Over fifty fake call centres in Delhi-NCR duping job seekers, says Delhi Police

NEW DELHI: As Delhi and NCR has turned into a major educational hub, the region has also become the den of fraudsters duping job seekers of their hard-earned money on the pretext of getting them placed in multinational companies.

Investigations in this connection by Delhi Police and UPSTF reveal that at least 50 such call centers and job portals are running in the region. Similar frauds are being committed by some Nigerian nationals through phishing emails.

On March 25, UPSTF arrested two persons for allegedly running a fake call centre by taking data of job seekers from famous job portals, which unearthed the network of scamsters.

This case is just the tip of an iceberg and the police estimate that over 50 such fake call centers are operating in Delhi, Noida and Gurgaon.

Victims of such fraud are spread across India who are initially asked to make a payment of Rs 10,000 to Rs 25,000 for job in IT giants and MNCs.

Recently, an FIR was registered by the Delhi police against unidentified fraudsters after a complaint by Tata that several job seekers were duped on the pretext of getting them placed in it.

The youths were duped to the tune of Rs 8,000 to Rs 10,000 in the name of application and processing fee, police said.

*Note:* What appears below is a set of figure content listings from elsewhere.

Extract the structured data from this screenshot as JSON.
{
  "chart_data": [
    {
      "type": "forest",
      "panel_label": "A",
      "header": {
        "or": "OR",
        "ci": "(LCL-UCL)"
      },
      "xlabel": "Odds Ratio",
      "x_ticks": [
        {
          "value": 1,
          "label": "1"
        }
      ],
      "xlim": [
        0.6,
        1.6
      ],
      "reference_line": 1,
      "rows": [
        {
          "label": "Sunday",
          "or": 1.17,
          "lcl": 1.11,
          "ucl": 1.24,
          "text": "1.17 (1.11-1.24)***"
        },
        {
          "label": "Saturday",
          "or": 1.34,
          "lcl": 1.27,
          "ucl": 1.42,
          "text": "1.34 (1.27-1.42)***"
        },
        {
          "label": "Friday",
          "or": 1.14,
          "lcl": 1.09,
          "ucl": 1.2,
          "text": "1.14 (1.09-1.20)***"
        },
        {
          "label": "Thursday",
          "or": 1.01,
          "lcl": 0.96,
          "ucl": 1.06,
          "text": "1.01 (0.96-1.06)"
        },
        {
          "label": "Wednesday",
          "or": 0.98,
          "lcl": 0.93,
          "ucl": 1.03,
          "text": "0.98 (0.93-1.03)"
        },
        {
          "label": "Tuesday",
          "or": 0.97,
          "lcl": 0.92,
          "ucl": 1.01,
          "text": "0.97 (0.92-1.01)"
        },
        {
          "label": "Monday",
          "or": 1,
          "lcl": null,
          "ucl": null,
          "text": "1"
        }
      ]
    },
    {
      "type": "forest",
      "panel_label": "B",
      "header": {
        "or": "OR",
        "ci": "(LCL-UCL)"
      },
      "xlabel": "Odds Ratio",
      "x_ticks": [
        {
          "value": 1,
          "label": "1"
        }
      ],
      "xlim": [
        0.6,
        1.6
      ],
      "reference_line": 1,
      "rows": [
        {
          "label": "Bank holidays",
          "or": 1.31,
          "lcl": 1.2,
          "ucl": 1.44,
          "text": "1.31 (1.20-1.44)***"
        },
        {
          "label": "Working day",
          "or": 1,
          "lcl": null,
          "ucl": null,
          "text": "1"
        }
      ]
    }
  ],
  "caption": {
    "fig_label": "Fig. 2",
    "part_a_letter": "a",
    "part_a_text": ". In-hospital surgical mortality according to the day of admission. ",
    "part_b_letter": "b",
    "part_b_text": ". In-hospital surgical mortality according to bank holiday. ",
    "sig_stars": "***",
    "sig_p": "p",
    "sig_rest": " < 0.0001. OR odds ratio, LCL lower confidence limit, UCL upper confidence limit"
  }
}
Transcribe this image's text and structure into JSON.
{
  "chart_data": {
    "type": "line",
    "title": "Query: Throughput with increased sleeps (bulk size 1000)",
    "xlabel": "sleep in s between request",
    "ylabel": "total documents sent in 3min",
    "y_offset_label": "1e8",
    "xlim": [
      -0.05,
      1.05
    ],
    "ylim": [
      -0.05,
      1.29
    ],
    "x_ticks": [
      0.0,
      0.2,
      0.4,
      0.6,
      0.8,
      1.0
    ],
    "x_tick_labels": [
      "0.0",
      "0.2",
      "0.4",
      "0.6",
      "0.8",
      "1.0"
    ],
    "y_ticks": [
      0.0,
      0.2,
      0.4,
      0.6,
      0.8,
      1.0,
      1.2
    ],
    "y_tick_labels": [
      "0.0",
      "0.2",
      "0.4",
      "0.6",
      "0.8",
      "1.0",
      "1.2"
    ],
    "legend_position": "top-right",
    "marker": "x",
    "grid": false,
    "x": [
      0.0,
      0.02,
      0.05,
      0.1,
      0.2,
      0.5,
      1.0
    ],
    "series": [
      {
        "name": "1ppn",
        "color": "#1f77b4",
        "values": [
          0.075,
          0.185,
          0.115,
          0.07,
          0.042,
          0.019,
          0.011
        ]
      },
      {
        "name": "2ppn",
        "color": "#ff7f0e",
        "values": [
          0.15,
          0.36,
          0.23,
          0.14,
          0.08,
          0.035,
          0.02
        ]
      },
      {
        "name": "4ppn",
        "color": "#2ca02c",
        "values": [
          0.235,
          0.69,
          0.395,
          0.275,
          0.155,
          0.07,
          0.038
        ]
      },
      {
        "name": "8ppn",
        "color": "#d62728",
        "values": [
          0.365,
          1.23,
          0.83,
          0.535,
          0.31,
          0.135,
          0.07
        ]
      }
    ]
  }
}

While this case is being investigated by Economic Offence Wing of the Delhi Police, the wing formed to probe financial crimes had earlier unearthed a similar fraud in which gullible job seekers across the country were duped in the name of Maruti Suzuki India.

“Many of these gangs download resumes from job websites and then target people in faraway cities so that once duped they refrain from travelling to Delhi and registering complaints. We have also seen a case where people were duped in the name of getting them jobs in Delhi Metro Rail Corporation,” said a senior official in EOW.

Explaining the modus-operandi, UPSTF’s Additional Superintendent of Police Triveni Singh said, “Conmen first buy data of job seekers from famous job portals for Rs 25,000-Rs 40,000. Then they make a fake placement website which sounds similar to existing famous portals. They make calls to job seekers that their resume has been selected for a job in leading IT, banking and international companies and then demand money.”

Data of most of the job portals are compromised as they are not following stringent process to keep their data secured, a senior police officer said.

The police claim it becomes difficult to bust these gangs as their bank account, payment gateway and domain names are taken on fake identifies and many a times the servers are based abroad.

“Payment gate does not do physical verification of their client and allows payment against their commission. Similarly, domain registrar and server do not follow stringent rules and register customers on incomplete details,” Singh said.

As per police claims, in order to sound professional, gangs hire English speaking call centre executives and rent an office space at a plush commercial building.

“Job seekers are communicated in proper English through internet calling so that their number becomes difficult to track. In the name of registration and interview they extract Rs 20,000-50,000 from a candidate. All mobile SIMs, mobile phones and bank account are activated on fake documents,” Singh said.

According to cyber crime experts, most people in the scam are below 30 years of age and target fresh graduates who are desperate for jobs.

“Educational institutes have mushroomed in Delhi and NCR. These scamsters target unemployed fresh graduates. Most of these conmen have worked with job portals and call centers so they know how to exploit the loopholes.

“The initial payment they charge from each candidate is low so a complainant hesitates to approach police and even cops do not take these cases seriously. But criminals keep minting money and after running the racket from one place for a few months they change their location and other details,” Cyber Crime expert, Kislay Chaudhary said.